エピローグ

 それからどうなったかだって?


「おい兄ちゃん、いい加減このバカ魔王を追い出せ」


「なにを言う。それよりこれを食え。吾輩特性プリンだ」


 とりあえず、今日も勇者と魔王は絶好調。だけどみんなが気になっているのは、デコボココンビの漫才じゃないよな。


「すいません2人とも、呼び出しみたいです」


 そいつはきっと、こっちの方だ。


 着信音が鳴り響く。


 流れ出るのはイカした人魚の歌姫の声。


 甘い歌声で恋を歌う、最高にご機嫌なナンバーだ。


 海から届いた出来立てほやほやの新曲なんだ。


 ルル・シャンテは海に帰った。


 今では長い陸暮らしのせいで染み付いた病も洗い流して、再び音楽の都に黄金の波を起こしている。ルルさんの帰還で、アコヤガイのステージも立て直したんだとか。

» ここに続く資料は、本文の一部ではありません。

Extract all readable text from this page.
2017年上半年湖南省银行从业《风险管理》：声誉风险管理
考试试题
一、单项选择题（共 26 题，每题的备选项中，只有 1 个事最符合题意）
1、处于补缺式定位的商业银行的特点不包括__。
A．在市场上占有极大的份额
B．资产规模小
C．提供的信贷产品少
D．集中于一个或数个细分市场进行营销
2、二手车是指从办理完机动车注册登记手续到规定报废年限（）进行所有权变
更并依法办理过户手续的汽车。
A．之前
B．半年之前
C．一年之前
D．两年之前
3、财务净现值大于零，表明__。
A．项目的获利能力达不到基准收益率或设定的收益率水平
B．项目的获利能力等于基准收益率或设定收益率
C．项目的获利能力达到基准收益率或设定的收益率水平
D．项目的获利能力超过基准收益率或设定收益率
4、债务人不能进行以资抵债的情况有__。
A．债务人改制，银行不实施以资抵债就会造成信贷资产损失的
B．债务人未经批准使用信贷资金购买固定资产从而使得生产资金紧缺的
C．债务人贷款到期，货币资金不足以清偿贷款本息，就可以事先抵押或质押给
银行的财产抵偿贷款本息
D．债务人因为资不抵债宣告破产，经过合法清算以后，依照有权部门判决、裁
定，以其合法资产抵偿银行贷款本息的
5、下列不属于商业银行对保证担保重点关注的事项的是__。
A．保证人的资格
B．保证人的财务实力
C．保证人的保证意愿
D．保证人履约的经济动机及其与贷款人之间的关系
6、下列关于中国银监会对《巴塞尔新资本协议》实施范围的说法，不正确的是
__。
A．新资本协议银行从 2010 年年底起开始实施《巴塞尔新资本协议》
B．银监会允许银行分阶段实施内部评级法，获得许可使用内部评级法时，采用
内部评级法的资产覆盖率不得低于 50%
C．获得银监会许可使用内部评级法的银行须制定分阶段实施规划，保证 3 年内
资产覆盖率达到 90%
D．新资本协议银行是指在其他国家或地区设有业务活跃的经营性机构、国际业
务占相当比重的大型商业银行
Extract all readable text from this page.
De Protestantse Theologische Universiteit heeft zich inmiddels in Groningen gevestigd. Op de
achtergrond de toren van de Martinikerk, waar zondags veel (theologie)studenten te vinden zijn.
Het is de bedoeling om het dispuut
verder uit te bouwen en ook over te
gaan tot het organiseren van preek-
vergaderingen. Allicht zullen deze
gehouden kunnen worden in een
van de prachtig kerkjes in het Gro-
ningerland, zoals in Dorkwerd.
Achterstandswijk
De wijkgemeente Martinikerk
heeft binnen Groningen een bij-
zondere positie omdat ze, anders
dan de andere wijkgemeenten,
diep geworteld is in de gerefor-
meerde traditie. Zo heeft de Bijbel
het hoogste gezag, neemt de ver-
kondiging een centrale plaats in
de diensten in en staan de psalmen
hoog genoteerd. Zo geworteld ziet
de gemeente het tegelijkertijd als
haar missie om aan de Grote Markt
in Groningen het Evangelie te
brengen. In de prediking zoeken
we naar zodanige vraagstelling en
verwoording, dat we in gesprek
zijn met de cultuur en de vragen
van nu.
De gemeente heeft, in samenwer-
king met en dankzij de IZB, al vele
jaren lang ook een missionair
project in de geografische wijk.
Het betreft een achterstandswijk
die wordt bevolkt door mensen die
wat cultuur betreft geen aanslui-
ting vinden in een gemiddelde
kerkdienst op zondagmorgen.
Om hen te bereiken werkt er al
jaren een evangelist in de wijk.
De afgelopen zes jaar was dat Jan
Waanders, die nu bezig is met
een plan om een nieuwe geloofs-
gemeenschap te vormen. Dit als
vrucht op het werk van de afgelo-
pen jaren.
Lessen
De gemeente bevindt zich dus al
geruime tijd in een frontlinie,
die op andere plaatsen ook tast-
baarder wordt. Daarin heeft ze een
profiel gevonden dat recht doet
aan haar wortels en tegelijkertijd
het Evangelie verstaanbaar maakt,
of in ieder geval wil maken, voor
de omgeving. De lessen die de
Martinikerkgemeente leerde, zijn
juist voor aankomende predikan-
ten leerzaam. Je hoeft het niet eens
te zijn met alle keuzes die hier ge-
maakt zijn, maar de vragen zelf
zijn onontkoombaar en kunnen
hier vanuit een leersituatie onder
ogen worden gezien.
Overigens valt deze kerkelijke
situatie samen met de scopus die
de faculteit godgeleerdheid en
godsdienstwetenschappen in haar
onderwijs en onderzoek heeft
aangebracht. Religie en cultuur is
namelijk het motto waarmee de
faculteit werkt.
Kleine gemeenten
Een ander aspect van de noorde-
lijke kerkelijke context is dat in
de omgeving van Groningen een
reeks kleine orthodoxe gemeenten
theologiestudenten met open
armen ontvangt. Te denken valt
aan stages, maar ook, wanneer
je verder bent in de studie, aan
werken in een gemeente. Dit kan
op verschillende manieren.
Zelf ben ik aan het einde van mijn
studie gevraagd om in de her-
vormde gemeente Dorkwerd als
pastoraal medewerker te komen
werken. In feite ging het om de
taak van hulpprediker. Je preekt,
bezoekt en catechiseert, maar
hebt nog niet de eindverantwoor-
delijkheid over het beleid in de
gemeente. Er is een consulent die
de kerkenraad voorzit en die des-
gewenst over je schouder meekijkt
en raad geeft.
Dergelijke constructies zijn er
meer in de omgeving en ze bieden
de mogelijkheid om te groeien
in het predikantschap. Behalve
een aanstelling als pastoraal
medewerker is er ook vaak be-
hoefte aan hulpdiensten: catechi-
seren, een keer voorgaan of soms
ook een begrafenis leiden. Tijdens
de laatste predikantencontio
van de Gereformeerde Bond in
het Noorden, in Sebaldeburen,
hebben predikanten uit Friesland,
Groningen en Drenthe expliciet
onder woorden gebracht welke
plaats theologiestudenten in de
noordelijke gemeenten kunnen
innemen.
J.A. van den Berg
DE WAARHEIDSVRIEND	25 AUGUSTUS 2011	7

 それもこれも。バーのマスターが貝殻に込めてくれた魔法の歌のおかげだ。


 その歌を聴いた瞬間、ルルさんは全てを思い出した。身体を震わせ、涙を流しながら歌った彼女は人魚の姿を取り戻したんだ。


 遠く離れたバーテンの歌声で、お姫様が本当の姿を取り戻す。まったくお洒落なおとぎ話。ミュージシャンとしても死人のおれじゃあ、こうも上手くはいかなかっただろう。


 おれには伝書鳩くらいがお似合いだ。クルッポウ、メッセージのお届け物です。




「もう、恥ずかしいからやめてちょうだい」


 白く綺麗な指が、おれの手から通信魔道具をかすめとる。


「せっかく人魚に戻れたのに、あっちに拠点を移さなくていいんですか。ライブの予定もたくさんあるんでしょう?」


「いいのよ。これからは自由に行き来できるんだもの」


 通話ボタンを押してルルさんはおれの胸に通信魔道具を押し返す。


 そう、なんと彼女はおかに残ったのだ。


 こいつだけは予想外。もちろんライブのたびにあの街に帰っているけれど。定期的に海に戻るなら体調は問題ないそうだ。


 まあ、盲目の彼女からすれば、設備の整ったこっちの方が過ごしやすかったのだろう。海の底じゃあ、段差を削ってバリアフリーってわけにはいかないもんな。



「それに、もう少しだけそばで見ていたい人がいるの」



 電話口から聞こえる不機嫌そうなアサの声に気を取られて、ルルさんがなんと言ったかは聞き取れなかった。

 

 だけど目の前に佇む歌姫の微笑みには、今日も品の中に人を魅了するなにかが光っている。